Bridging this gap in health literacy requires moving beyond words and adopting multi-sensory communication strategies. Visual aids showing what symptoms look like, tactile cues such as textured thermometers or wearable devices that vibrate when it is time for medication, and scheduled health checks instead of symptom-based care can make a difference. The Easy Health programme in the UK has developed picture-based leaflets showing step-by-step how to check for common symptoms, such as skin infections or tooth decay. In Japan, wearable hydration sensors that alert users via vibration are being piloted for elderly and disabled populations prone to dehydration. A similar innovation in India, tested in Ahmedabad, used pictorial medication calendars for people with limited literacy, resulting in a 27 percent improvement in medication adherence over three months. Environmental adaptations, like pairing auditory alarms with flashing lights or providing smell checks for people with reduced olfactory senses, also help.
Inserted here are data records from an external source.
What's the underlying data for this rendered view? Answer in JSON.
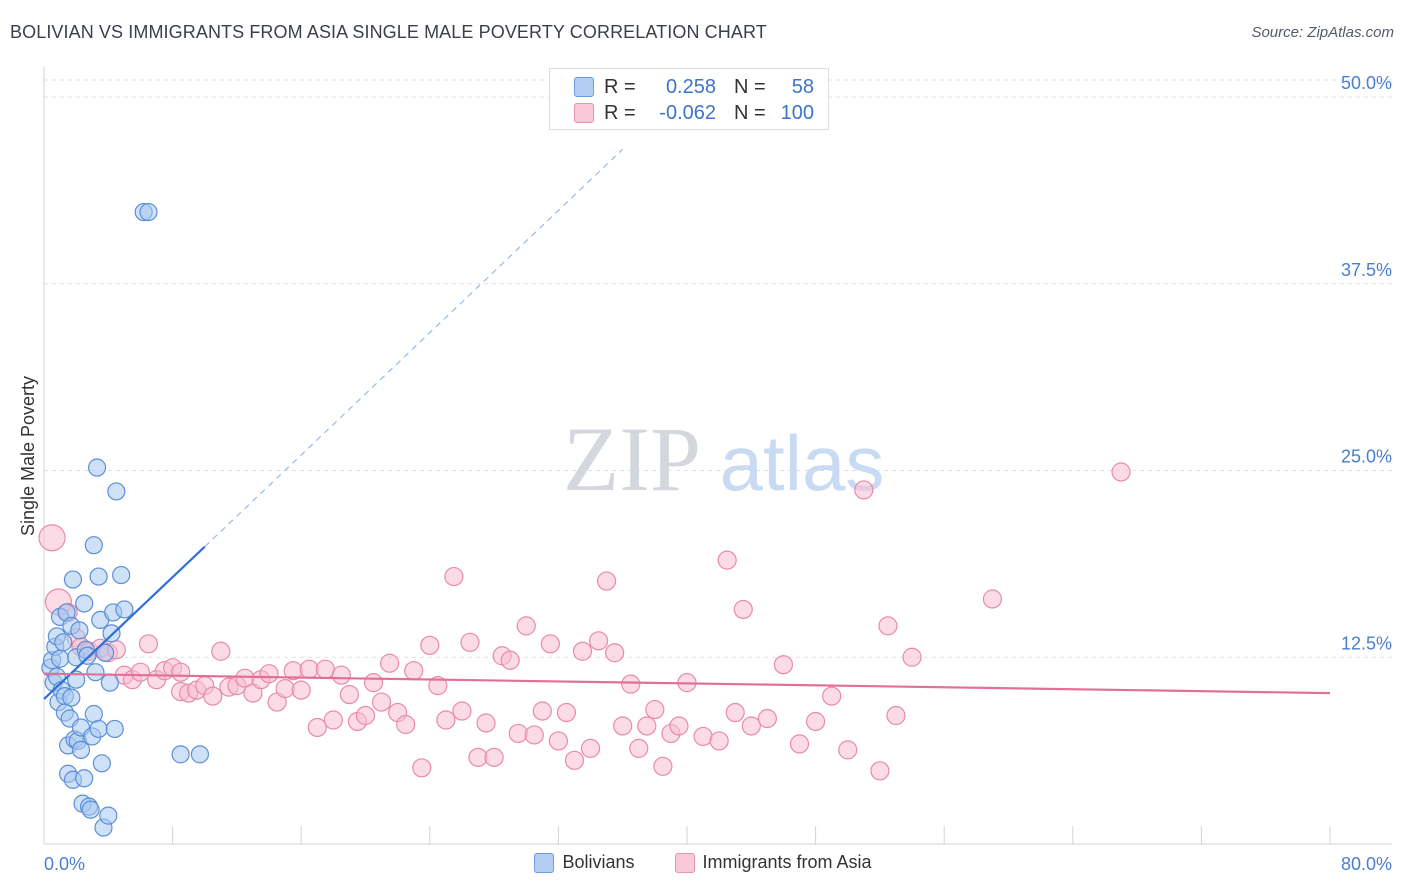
{
  "title": "BOLIVIAN VS IMMIGRANTS FROM ASIA SINGLE MALE POVERTY CORRELATION CHART",
  "source": "Source: ZipAtlas.com",
  "watermark": {
    "zip": "ZIP",
    "atlas": "atlas"
  },
  "colors": {
    "blue_fill": "#a8c8f0",
    "blue_stroke": "#5b8fd6",
    "blue_line": "#2f6fd6",
    "pink_fill": "#f7bdd0",
    "pink_stroke": "#e98aaa",
    "pink_line": "#e0709a",
    "axis_text": "#4a7fd0",
    "grid": "#dde1e8"
  },
  "stats_legend": {
    "r_label": "R =",
    "n_label": "N =",
    "rows": [
      {
        "series": "Bolivians",
        "r": "0.258",
        "n": "58"
      },
      {
        "series": "Immigrants from Asia",
        "r": "-0.062",
        "n": "100"
      }
    ]
  },
  "chart_data": {
    "type": "scatter",
    "title": "BOLIVIAN VS IMMIGRANTS FROM ASIA SINGLE MALE POVERTY CORRELATION CHART",
    "xlabel": "",
    "ylabel": "Single Male Poverty",
    "xlim": [
      0,
      80
    ],
    "ylim": [
      0,
      50
    ],
    "x_tick_labels": [
      "0.0%",
      "80.0%"
    ],
    "y_ticks": [
      12.5,
      25.0,
      37.5,
      50.0
    ],
    "y_tick_labels": [
      "12.5%",
      "25.0%",
      "37.5%",
      "50.0%"
    ],
    "grid": true,
    "legend": "bottom-center",
    "series": [
      {
        "name": "Bolivians",
        "trend": {
          "x": [
            0,
            10
          ],
          "y": [
            9.7,
            19.9
          ],
          "extrapolate_to": [
            36,
            46.5
          ]
        },
        "points": [
          [
            0.4,
            11.8
          ],
          [
            0.5,
            12.3
          ],
          [
            0.6,
            10.8
          ],
          [
            0.7,
            13.2
          ],
          [
            0.8,
            13.9
          ],
          [
            0.8,
            11.2
          ],
          [
            0.9,
            9.5
          ],
          [
            1.0,
            12.4
          ],
          [
            1.0,
            15.2
          ],
          [
            1.1,
            10.3
          ],
          [
            1.2,
            13.5
          ],
          [
            1.3,
            9.9
          ],
          [
            1.3,
            8.8
          ],
          [
            1.4,
            15.5
          ],
          [
            1.5,
            6.6
          ],
          [
            1.5,
            4.7
          ],
          [
            1.6,
            8.4
          ],
          [
            1.7,
            14.6
          ],
          [
            1.7,
            9.8
          ],
          [
            1.8,
            4.3
          ],
          [
            1.8,
            17.7
          ],
          [
            1.9,
            7.0
          ],
          [
            2.0,
            12.5
          ],
          [
            2.0,
            11.0
          ],
          [
            2.1,
            6.9
          ],
          [
            2.2,
            14.3
          ],
          [
            2.3,
            7.8
          ],
          [
            2.3,
            6.3
          ],
          [
            2.4,
            2.7
          ],
          [
            2.5,
            16.1
          ],
          [
            2.5,
            4.4
          ],
          [
            2.6,
            13.0
          ],
          [
            2.7,
            12.6
          ],
          [
            2.8,
            2.5
          ],
          [
            2.9,
            2.3
          ],
          [
            3.0,
            7.2
          ],
          [
            3.1,
            20.0
          ],
          [
            3.1,
            8.7
          ],
          [
            3.2,
            11.5
          ],
          [
            3.3,
            25.2
          ],
          [
            3.4,
            17.9
          ],
          [
            3.4,
            7.7
          ],
          [
            3.5,
            15.0
          ],
          [
            3.6,
            5.4
          ],
          [
            3.7,
            1.1
          ],
          [
            3.8,
            12.8
          ],
          [
            4.0,
            1.9
          ],
          [
            4.1,
            10.8
          ],
          [
            4.2,
            14.1
          ],
          [
            4.3,
            15.5
          ],
          [
            4.4,
            7.7
          ],
          [
            4.5,
            23.6
          ],
          [
            4.8,
            18.0
          ],
          [
            5.0,
            15.7
          ],
          [
            6.2,
            42.3
          ],
          [
            6.5,
            42.3
          ],
          [
            8.5,
            6.0
          ],
          [
            9.7,
            6.0
          ]
        ]
      },
      {
        "name": "Immigrants from Asia",
        "trend": {
          "x": [
            0,
            80
          ],
          "y": [
            11.4,
            10.1
          ]
        },
        "points": [
          [
            0.5,
            20.5
          ],
          [
            0.9,
            16.2
          ],
          [
            1.5,
            15.5
          ],
          [
            2.0,
            13.8
          ],
          [
            2.3,
            13.2
          ],
          [
            2.8,
            12.9
          ],
          [
            3.5,
            13.1
          ],
          [
            4.0,
            12.8
          ],
          [
            4.5,
            13.0
          ],
          [
            5.0,
            11.3
          ],
          [
            5.5,
            11.0
          ],
          [
            6.0,
            11.5
          ],
          [
            6.5,
            13.4
          ],
          [
            7.0,
            11.0
          ],
          [
            7.5,
            11.6
          ],
          [
            8.0,
            11.8
          ],
          [
            8.5,
            11.5
          ],
          [
            8.5,
            10.2
          ],
          [
            9.0,
            10.1
          ],
          [
            9.5,
            10.3
          ],
          [
            10.0,
            10.6
          ],
          [
            10.5,
            9.9
          ],
          [
            11.0,
            12.9
          ],
          [
            11.5,
            10.5
          ],
          [
            12.0,
            10.6
          ],
          [
            12.5,
            11.1
          ],
          [
            13.0,
            10.1
          ],
          [
            13.5,
            11.0
          ],
          [
            14.0,
            11.4
          ],
          [
            14.5,
            9.5
          ],
          [
            15.0,
            10.4
          ],
          [
            15.5,
            11.6
          ],
          [
            16.0,
            10.3
          ],
          [
            16.5,
            11.7
          ],
          [
            17.0,
            7.8
          ],
          [
            17.5,
            11.7
          ],
          [
            18.0,
            8.3
          ],
          [
            18.5,
            11.3
          ],
          [
            19.0,
            10.0
          ],
          [
            19.5,
            8.2
          ],
          [
            20.0,
            8.6
          ],
          [
            20.5,
            10.8
          ],
          [
            21.0,
            9.5
          ],
          [
            21.5,
            12.1
          ],
          [
            22.0,
            8.8
          ],
          [
            22.5,
            8.0
          ],
          [
            23.0,
            11.6
          ],
          [
            23.5,
            5.1
          ],
          [
            24.0,
            13.3
          ],
          [
            24.5,
            10.6
          ],
          [
            25.0,
            8.3
          ],
          [
            25.5,
            17.9
          ],
          [
            26.0,
            8.9
          ],
          [
            26.5,
            13.5
          ],
          [
            27.0,
            5.8
          ],
          [
            27.5,
            8.1
          ],
          [
            28.0,
            5.8
          ],
          [
            28.5,
            12.6
          ],
          [
            29.0,
            12.3
          ],
          [
            29.5,
            7.4
          ],
          [
            30.0,
            14.6
          ],
          [
            30.5,
            7.3
          ],
          [
            31.0,
            8.9
          ],
          [
            31.5,
            13.4
          ],
          [
            32.0,
            6.9
          ],
          [
            32.5,
            8.8
          ],
          [
            33.0,
            5.6
          ],
          [
            33.5,
            12.9
          ],
          [
            34.0,
            6.4
          ],
          [
            34.5,
            13.6
          ],
          [
            35.0,
            17.6
          ],
          [
            35.5,
            12.8
          ],
          [
            36.0,
            7.9
          ],
          [
            36.5,
            10.7
          ],
          [
            37.0,
            6.4
          ],
          [
            37.5,
            7.9
          ],
          [
            38.0,
            9.0
          ],
          [
            38.5,
            5.2
          ],
          [
            39.0,
            7.4
          ],
          [
            39.5,
            7.9
          ],
          [
            40.0,
            10.8
          ],
          [
            41.0,
            7.2
          ],
          [
            42.0,
            6.9
          ],
          [
            42.5,
            19.0
          ],
          [
            43.0,
            8.8
          ],
          [
            43.5,
            15.7
          ],
          [
            44.0,
            7.9
          ],
          [
            45.0,
            8.4
          ],
          [
            46.0,
            12.0
          ],
          [
            47.0,
            6.7
          ],
          [
            48.0,
            8.2
          ],
          [
            49.0,
            9.9
          ],
          [
            50.0,
            6.3
          ],
          [
            51.0,
            23.7
          ],
          [
            52.0,
            4.9
          ],
          [
            52.5,
            14.6
          ],
          [
            53.0,
            8.6
          ],
          [
            54.0,
            12.5
          ],
          [
            59.0,
            16.4
          ],
          [
            67.0,
            24.9
          ]
        ]
      }
    ]
  },
  "bottom_legend": [
    "Bolivians",
    "Immigrants from Asia"
  ]
}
Healthcare providers need training to recognise when a patient may not fully perceive or communicate symptoms. In the UK, for example, the “Hospital Passport” programme records a patient’s sensory needs, communication preferences, and baseline health behaviours so that hospital staff can adapt care accordingly.
Our senses are the body’s first line of defence, but they are not the same for everyone. For people with Down Syndrome or sensory processing differences, “listening to the body” may require help from others, assistive technology, and supportive environments. True health literacy is not just about sharing information- it’s about ensuring that everyone, regardless of sensory ability, has the tools, systems, and support to understand what their body is saying and act on it in time.